We're No Bad Guys



Reviewed by YTSL

In many ways, this 1997 movie that is part crime drama, gun actioneer plus romantic, buddy and parodic comedy is precisely the kind that comes to mind upon one’s hearing a description of it as a 1990s Wong Jing scripted cum helmed effort.  By this, I mean that it’s an indulgently multi-genre work that’s saddled with a script which appears to have been written on the fly, and whose tone is apt to veer from deathly serious to wholly ridiculous (and maybe even back again) in a blink of an eye.  Almost needless to say, the often throwaway feeling offering also is one that contains its share of jokes re fecal matter, penile erection and male masturbation together with some absolutely spot on -- and consequently successful -- as well as scatter shot film parodies (of, in this case, movies ranging from the Bond films -- courtesy of “From Beijing with Love”’s Law Kar Ying -- to “Police Academy 2” to “Happy Together”).

With such as the two cop characters who the mother (Meg Lam) of one of them mistook for a time to be a gay couple being played by Ekin Cheng and Jordan Chan though, the imprint of producers Manfred Wong and Andrew Lau is just as readily apparent on this work -- whose English title of WE’RE NO BAD GUYS this (re)viewer took as representing a retort to those of these film-makers’ critics who have accused them of tending to be on the side of the Triads rather than opposing law enforcers.  Other faces in the cast that will be familiar to fans of the “Young and Dangerous” films include: Lee Siu Kei (who is this effort’s line producer as well as had a small role as a “stained” or “dirty witness” that the cops were charged with protecting known as Dirty Fook); Michael Chan (whose Officer Mike’s defining attributes are his being a police Unit Head and admitted masochist); Spencer Lam (as a bomb squad member); and Alex Fong (as an ace assassin known as Angel).
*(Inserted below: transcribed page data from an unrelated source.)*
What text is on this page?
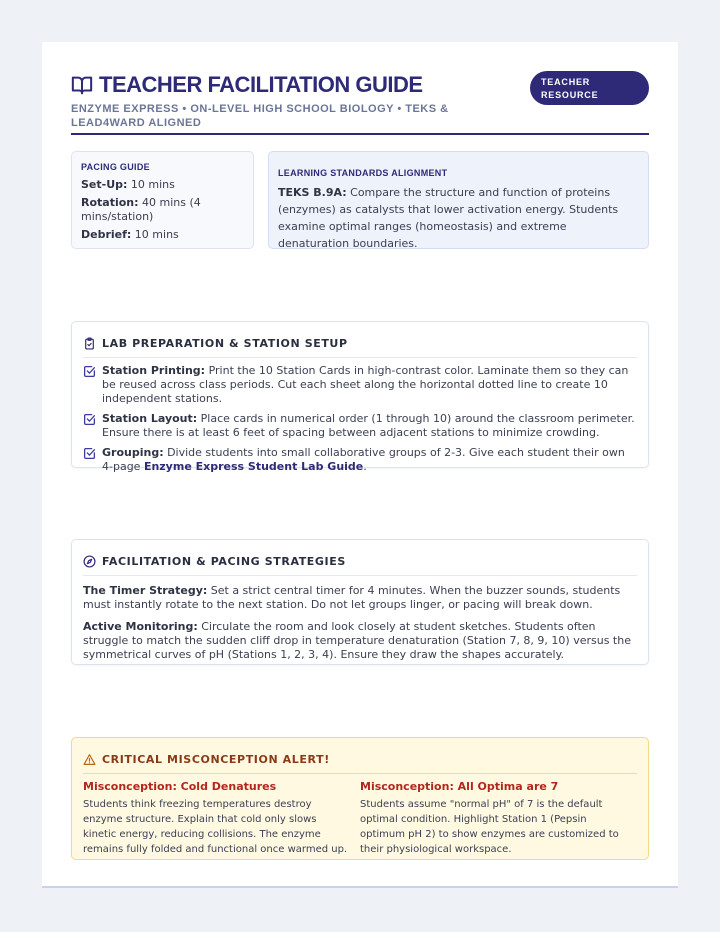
TEACHER FACILITATION GUIDE
ENZYME EXPRESS • ON-LEVEL HIGH SCHOOL BIOLOGY • TEKS & LEAD4WARD ALIGNED
TEACHER
RESOURCE
PACING GUIDE
Set-Up: 10 mins
Rotation: 40 mins (4 mins/station)
Debrief: 10 mins
LEARNING STANDARDS ALIGNMENT
TEKS B.9A: Compare the structure and function of proteins (enzymes) as catalysts that lower activation energy. Students examine optimal ranges (homeostasis) and extreme denaturation boundaries.
LAB PREPARATION & STATION SETUP
Station Printing: Print the 10 Station Cards in high-contrast color. Laminate them so they can be reused across class periods. Cut each sheet along the horizontal dotted line to create 10 independent stations.
Station Layout: Place cards in numerical order (1 through 10) around the classroom perimeter. Ensure there is at least 6 feet of spacing between adjacent stations to minimize crowding.
Grouping: Divide students into small collaborative groups of 2-3. Give each student their own 4-page Enzyme Express Student Lab Guide.
FACILITATION & PACING STRATEGIES
The Timer Strategy: Set a strict central timer for 4 minutes. When the buzzer sounds, students must instantly rotate to the next station. Do not let groups linger, or pacing will break down.
Active Monitoring: Circulate the room and look closely at student sketches. Students often struggle to match the sudden cliff drop in temperature denaturation (Station 7, 8, 9, 10) versus the symmetrical curves of pH (Stations 1, 2, 3, 4). Ensure they draw the shapes accurately.
CRITICAL MISCONCEPTION ALERT!
Misconception: Cold Denatures
Students think freezing temperatures destroy enzyme structure. Explain that cold only slows kinetic energy, reducing collisions. The enzyme remains fully folded and functional once warmed up.
Misconception: All Optima are 7
Students assume "normal pH" of 7 is the default optimal condition. Highlight Station 1 (Pepsin optimum pH 2) to show enzymes are customized to their physiological workspace.
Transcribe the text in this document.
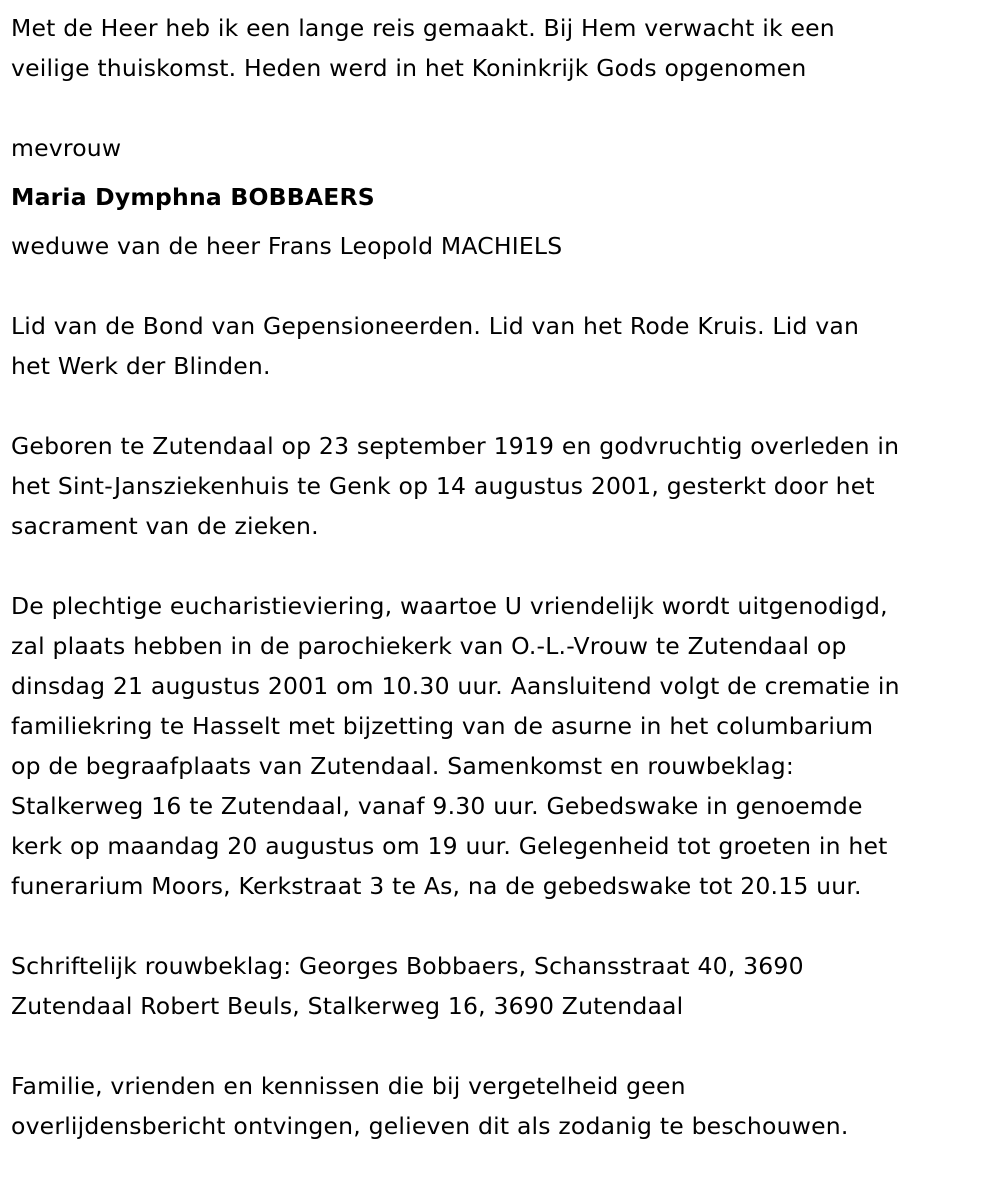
Met de Heer heb ik een lange reis gemaakt. Bij Hem verwacht ik een
veilige thuiskomst. Heden werd in het Koninkrijk Gods opgenomen
mevrouw
Maria Dymphna BOBBAERS
weduwe van de heer Frans Leopold MACHIELS
Lid van de Bond van Gepensioneerden. Lid van het Rode Kruis. Lid van
het Werk der Blinden.
Geboren te Zutendaal op 23 september 1919 en godvruchtig overleden in
het Sint-Jansziekenhuis te Genk op 14 augustus 2001, gesterkt door het
sacrament van de zieken.
De plechtige eucharistieviering, waartoe U vriendelijk wordt uitgenodigd,
zal plaats hebben in de parochiekerk van O.-L.-Vrouw te Zutendaal op
dinsdag 21 augustus 2001 om 10.30 uur. Aansluitend volgt de crematie in
familiekring te Hasselt met bijzetting van de asurne in het columbarium
op de begraafplaats van Zutendaal. Samenkomst en rouwbeklag:
Stalkerweg 16 te Zutendaal, vanaf 9.30 uur. Gebedswake in genoemde
kerk op maandag 20 augustus om 19 uur. Gelegenheid tot groeten in het
funerarium Moors, Kerkstraat 3 te As, na de gebedswake tot 20.15 uur.
Schriftelijk rouwbeklag: Georges Bobbaers, Schansstraat 40, 3690
Zutendaal Robert Beuls, Stalkerweg 16, 3690 Zutendaal
Familie, vrienden en kennissen die bij vergetelheid geen
overlijdensbericht ontvingen, gelieven dit als zodanig te beschouwen.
Additionally, there’s the woman who the men behind WE’RE NO BAD GUYS wisely entrusted with portraying a plain clothes policewoman named Carrie and her doppelganger, a computer expert referred to as Siu Man on the film’s Cantonese language track but Mandy in the English subtitles (Those who are into Hong Kong entertainment gossip might derive extra amusement from both of Gigi Leung’s characters ending up being loved by Ekin Cheng’s unconventionally monikered Plane).  And while the movie’s other leading lady, Vivian Hsu, never was a part of the Y&D universe, her Siu Lin (AKA Tinny) character -- who Jordan Chan’s Turkey Chu is infatuated with -- can be said to recall (or should it be prefigure?) at least one of those who Hsu Chi essayed in that series of Triad dramas that had its heyday in the latter portion of the 1990s.
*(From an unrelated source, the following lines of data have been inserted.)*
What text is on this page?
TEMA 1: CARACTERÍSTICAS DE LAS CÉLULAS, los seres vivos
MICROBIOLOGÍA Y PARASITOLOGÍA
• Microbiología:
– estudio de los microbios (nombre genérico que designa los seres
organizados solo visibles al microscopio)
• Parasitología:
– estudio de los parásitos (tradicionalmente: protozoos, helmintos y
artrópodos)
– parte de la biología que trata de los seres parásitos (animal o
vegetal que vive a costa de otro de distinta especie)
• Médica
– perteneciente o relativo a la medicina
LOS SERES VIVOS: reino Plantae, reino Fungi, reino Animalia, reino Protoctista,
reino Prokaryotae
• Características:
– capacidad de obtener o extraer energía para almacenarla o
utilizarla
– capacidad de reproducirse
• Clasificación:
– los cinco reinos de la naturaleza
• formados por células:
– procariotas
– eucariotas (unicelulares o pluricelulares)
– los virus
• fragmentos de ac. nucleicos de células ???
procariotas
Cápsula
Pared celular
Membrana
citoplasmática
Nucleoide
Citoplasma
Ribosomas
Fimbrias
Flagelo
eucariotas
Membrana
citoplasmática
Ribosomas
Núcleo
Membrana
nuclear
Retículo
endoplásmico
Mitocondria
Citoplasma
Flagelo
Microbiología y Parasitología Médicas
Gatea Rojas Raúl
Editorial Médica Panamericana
The first of these characters that the audience of WE’RE NO BAD GUYS get introduced are Plane and Carrie.  Along with some other police officers who don’t get much opportunity to make a genuine impression, they have been assigned to protect the appropriately nicknamed Dirty Fook prior to his giving evidence in court against a major underworld figure variously known as “Golden Teeth”, Robert (Ng Ting Yip) and Brother Kam (N.B. that “kam” is the Cantonese word for gold).  But before the movie even gets past the twenty minute mark, we are witness to the violent demise of Carrie and others (including Dirty Fook) -- but not so Plane -- at the hands of Angel (who -- along with his never named collaborator -- had been hired to carry out the murderous job by this work’s main baddie).
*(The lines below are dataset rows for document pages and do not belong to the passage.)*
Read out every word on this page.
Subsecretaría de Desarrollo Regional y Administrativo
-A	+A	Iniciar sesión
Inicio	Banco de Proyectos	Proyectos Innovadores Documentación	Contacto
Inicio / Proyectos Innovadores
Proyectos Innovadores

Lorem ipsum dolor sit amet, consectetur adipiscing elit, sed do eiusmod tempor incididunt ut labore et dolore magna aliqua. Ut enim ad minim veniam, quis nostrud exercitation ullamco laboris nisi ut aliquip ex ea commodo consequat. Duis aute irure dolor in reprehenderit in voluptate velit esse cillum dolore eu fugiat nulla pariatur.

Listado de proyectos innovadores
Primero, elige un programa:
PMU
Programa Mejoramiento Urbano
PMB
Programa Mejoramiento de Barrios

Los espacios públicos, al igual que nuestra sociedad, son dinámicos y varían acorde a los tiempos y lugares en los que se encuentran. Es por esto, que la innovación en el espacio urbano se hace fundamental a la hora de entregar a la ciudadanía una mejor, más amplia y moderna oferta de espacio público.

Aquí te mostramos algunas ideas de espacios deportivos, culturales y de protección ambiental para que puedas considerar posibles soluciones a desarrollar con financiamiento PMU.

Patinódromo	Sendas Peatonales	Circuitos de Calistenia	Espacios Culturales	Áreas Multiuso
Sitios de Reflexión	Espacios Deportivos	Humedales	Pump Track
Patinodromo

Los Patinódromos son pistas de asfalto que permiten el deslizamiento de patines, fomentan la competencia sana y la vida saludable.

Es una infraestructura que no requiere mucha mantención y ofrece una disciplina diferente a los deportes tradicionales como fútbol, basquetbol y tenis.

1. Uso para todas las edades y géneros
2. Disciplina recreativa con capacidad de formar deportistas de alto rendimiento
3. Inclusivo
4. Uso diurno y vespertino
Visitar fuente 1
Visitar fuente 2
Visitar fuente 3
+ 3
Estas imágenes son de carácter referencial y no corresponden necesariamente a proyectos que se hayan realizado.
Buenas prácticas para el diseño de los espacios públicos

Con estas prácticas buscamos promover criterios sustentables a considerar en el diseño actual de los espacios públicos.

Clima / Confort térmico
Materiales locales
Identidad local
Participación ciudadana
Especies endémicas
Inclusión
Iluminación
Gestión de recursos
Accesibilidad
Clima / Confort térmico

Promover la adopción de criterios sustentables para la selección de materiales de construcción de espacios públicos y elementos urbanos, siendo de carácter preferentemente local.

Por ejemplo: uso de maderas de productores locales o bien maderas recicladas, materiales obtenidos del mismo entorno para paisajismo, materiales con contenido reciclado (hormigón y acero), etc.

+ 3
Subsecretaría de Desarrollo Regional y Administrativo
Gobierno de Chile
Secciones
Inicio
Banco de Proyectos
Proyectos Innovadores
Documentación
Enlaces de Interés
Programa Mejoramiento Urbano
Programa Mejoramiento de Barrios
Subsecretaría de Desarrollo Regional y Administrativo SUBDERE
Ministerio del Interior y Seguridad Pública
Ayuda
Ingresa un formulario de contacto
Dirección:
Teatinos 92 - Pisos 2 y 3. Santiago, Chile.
Soon after, WE’RE NO BAD GUYS flashes forward a year and turns its attention to Turkey Chu (along with his eccentric -- maybe even downright crazy -- inventor father (Law Kar Ying’s character likes to think that he’s a gadget laden James Bond type secret agent and wishes to be known as the “Jade Dragon, Chu Sai Bond” to even his son)) before Plane gets back into the picture as the still grieving for Carrie cop who Turkey has been newly assigned to partner.  In the process, the mood lightens considerably, at least for a time.  Much of the rest of the movie also differs from its beginning section in terms of having a less “tight” feel to its story as well as overall proceedings.
If truth be told, I initially found these developments to be quite disappointing plus disconcerting; this not least since my sense was that there was enough substance in WE’RE NO BAD GUYS’s main plot for it to have been a good enough straight crime drama (with an enhanced role for the charismatic yet too frequently under-utilized Alex Fong along with a diminished one for the rather insubstantial acting Vivian Hsu).  Post reconciling myself to the fact that Wong Jing would be having his (usual) way however, I actually was able to sit back and not only accept but also be entertained by many of this offering’s additional sub-plots, and what might be seen as bonus gags as well as imaginatively far-fetched segments (E.g., a sequence that started off with Turkey having a shower that involved a bomb being dealt with as though it were a soccer ball, the result of which involved the scattering of various toilet parts plus contents far and wide, and -- rather satisfyingly -- atop at least one boorish individual!).